HOW PETROPHYSICS CAN CONTRIBUTE TO SEDIMENTOLOGICAL AND STRATIGRAPHICAL GROUND PENETRATING RADAR STUDIES

Over the last two decades ground penetrating radar (GPR) has emerged rapidly as a popular geophysical method for near-surface sedimentological and stratigraphical studies. GPR reflections are commonly triggered by changes in water content and associated variations in dielectric properties. Because water content is in part controlled by the sediment characteristics, GPR allows for imaging sedimentary features. Although the underlying theory of electromagnetic wave propagation and reflection is well established, for practical matters in the field there is a lack of quantitative understanding of physical relationships between sediment characteristics and dielectric properties.

Petrophysics is the study of physical properties of rocks. In the oil industry petrophysics-based models are often used for predicting seismic impedance or velocity values from core-plug porosity and material properties. In GPR studies one commonly deals with a 3-phase medium of solids, water, and air. For this situation, the petrophysical relationships between textural characteristics on one side and water retention characteristics and dielectric properties on the other side are of greatest importance. Measurements of textural characteristics can focus on grain size, porosity, diagenetic features and organic matter content. Both water content and dielectric properties can be measured directly or one can be derived from the other using Topp’s model or dielectric mixing models.
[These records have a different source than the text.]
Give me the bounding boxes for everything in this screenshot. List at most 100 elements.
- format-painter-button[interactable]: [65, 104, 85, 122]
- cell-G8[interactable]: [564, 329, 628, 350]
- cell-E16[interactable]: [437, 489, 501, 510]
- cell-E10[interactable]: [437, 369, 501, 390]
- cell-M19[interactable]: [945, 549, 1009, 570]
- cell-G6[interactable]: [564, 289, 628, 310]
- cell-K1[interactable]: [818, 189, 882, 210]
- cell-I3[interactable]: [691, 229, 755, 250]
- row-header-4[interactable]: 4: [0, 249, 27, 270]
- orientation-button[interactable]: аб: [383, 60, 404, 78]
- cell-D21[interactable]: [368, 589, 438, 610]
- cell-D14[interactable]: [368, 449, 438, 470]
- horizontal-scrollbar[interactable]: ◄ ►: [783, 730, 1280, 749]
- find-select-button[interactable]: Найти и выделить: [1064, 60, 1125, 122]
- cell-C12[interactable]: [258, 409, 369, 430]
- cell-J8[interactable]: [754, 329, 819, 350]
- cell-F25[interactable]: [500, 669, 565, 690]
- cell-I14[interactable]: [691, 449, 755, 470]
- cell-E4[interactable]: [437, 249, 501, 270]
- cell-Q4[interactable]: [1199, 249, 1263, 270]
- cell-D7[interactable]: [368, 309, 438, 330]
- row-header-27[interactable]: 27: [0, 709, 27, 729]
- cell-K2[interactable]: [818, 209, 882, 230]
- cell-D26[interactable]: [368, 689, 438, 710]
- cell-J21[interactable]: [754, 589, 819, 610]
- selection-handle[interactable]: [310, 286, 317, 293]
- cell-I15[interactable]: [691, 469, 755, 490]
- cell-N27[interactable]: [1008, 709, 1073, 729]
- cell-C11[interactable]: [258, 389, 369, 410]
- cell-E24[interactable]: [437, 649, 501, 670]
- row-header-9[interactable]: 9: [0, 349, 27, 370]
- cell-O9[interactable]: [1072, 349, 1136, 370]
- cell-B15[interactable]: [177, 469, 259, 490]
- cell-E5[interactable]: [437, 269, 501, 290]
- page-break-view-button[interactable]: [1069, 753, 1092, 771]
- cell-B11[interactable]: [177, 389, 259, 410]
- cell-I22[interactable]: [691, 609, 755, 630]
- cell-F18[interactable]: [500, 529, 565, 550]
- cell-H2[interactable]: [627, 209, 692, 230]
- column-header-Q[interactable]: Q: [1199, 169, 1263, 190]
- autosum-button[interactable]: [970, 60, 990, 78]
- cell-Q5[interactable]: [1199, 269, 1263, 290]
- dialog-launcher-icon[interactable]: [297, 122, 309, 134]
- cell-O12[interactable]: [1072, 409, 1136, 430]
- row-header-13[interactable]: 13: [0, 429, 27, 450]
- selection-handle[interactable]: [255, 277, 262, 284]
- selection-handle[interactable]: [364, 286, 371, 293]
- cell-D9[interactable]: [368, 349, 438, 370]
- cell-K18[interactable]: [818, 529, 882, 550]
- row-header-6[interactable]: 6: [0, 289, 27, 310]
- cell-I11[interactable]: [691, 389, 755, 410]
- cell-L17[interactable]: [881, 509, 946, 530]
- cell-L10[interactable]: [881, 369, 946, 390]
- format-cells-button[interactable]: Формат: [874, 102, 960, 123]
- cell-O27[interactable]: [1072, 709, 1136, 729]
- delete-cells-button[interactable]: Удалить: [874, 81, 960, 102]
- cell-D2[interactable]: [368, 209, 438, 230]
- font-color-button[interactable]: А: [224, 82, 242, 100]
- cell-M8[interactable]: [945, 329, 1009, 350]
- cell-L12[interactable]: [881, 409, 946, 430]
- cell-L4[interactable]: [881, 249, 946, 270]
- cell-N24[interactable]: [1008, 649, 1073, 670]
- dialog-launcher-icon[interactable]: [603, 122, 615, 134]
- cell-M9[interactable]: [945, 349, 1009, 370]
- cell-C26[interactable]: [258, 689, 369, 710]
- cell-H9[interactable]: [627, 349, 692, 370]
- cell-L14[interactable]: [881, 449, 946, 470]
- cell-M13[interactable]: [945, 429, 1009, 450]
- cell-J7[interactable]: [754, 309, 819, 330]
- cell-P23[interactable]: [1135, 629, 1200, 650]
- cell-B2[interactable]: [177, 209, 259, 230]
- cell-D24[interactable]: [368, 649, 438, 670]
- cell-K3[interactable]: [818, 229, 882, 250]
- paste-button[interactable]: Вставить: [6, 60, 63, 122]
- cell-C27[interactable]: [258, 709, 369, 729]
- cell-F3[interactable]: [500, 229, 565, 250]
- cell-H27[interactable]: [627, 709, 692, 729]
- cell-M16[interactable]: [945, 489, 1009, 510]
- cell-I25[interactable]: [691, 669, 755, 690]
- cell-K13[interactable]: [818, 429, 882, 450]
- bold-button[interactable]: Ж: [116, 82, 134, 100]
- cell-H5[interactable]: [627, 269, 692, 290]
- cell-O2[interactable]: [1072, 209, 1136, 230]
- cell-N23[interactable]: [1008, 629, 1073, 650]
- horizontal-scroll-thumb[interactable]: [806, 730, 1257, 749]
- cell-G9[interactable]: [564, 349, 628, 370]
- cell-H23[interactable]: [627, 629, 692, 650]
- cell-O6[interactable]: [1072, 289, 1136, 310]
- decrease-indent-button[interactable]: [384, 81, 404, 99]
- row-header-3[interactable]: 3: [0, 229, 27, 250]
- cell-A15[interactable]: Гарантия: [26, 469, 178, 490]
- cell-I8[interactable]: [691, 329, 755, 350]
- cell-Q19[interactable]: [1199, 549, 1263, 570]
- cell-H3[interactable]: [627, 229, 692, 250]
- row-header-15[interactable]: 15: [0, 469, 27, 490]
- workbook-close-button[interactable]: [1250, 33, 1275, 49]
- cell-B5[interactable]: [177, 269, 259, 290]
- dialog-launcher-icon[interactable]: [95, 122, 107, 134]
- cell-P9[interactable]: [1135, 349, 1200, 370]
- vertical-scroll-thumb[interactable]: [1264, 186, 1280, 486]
Several complementary methods of performing petrophysical measurements are useful in combination with GPR studies. The pore size distribution (PSD) of sediment controls the capillary forces and, thus, water content. In most cases the grain size can be used as a proxy for the PSD. Time domain reflectometry can be used to make detailed measurements of the dielectric properties, both in the field along vertical transects or in the laboratory. Hydraulic head measurements of undisturbed samples allow for the prediction of soil moisture induced variations in reflection strength. A number of modeling examples for diagenetic features, soil horizons, and sedimentary structures demonstrate how petrophysics can be used to improve understanding of ground penetrating radar reflections.